The Simple Science of a Healthy Life
From fitness to diets to emotional health and longevity, what do people who feel and look healthy do differently than those who are overtired, depressed, or out of shape? Every day we face an avalanche of studies and statistics that tell us what we should or shouldn't eat, how long we need to exercise, or how to protect ourselves from secondhand smoke and the harmful rays from the sun. Not only are these studies often contradictory, but the actual scientific information is usually inaccessible.
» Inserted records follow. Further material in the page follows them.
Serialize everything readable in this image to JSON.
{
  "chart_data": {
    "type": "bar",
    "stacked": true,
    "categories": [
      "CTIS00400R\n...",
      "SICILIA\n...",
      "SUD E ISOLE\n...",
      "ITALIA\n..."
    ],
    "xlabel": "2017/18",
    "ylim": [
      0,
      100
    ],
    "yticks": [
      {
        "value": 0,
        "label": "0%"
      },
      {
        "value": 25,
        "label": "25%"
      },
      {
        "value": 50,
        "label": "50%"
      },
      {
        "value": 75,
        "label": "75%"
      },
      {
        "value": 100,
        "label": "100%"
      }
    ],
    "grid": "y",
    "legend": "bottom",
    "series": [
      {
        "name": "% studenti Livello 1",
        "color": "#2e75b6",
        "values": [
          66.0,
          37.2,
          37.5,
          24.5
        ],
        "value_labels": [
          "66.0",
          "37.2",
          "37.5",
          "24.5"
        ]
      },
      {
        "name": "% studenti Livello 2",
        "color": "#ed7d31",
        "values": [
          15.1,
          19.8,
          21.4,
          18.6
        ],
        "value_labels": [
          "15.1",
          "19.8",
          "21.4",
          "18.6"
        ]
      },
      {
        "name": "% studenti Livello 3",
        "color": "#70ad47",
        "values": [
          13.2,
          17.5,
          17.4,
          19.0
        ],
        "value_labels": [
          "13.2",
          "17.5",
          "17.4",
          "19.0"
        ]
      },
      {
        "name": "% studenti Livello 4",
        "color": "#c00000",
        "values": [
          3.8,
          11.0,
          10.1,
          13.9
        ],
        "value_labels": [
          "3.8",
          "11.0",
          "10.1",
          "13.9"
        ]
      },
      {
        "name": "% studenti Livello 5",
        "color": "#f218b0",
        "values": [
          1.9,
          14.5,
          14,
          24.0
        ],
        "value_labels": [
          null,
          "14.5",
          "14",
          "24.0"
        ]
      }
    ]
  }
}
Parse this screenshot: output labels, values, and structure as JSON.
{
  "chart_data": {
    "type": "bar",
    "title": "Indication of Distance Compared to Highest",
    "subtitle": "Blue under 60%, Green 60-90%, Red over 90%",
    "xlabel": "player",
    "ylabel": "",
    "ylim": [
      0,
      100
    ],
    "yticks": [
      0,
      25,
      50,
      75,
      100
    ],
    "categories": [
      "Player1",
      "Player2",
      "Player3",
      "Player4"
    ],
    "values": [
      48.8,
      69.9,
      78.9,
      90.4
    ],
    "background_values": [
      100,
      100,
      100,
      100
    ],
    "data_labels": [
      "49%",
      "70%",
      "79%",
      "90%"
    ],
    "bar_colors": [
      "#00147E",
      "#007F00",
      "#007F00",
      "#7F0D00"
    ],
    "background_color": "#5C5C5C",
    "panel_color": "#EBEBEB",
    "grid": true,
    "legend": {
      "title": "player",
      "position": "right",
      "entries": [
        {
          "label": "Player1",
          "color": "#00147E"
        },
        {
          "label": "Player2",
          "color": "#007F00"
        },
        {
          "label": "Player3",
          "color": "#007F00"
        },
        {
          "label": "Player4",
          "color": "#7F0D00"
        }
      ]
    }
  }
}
Moving beyond the myths and misinformation, the advice in these pages is not based on one person's opinions or one expert's study. For the first time the research available on the health of average Americans has been distilled into one hundred essential ways that we can become healthier and happier. Each of the core findings is accompanied by a real life example showing these results in action.
Eat more often. Oxford University researchers found that people who ate five or six times a day had a 5 percent lower total cholesterol than average and were 45 percent more likely to be able to sustain their target weight than people who ate once or twice a day.
Who says caffeine is bad for you? The majority of scientific evidence shows that, for a healthy adult, moderate quantities of caffeine (about three cups of coffee per day) pose no significant health risks.
Home sweet home. People who described their home lives as satisfying were 24 percent more likely to live beyond normal life expectancy, according to a UCLA study.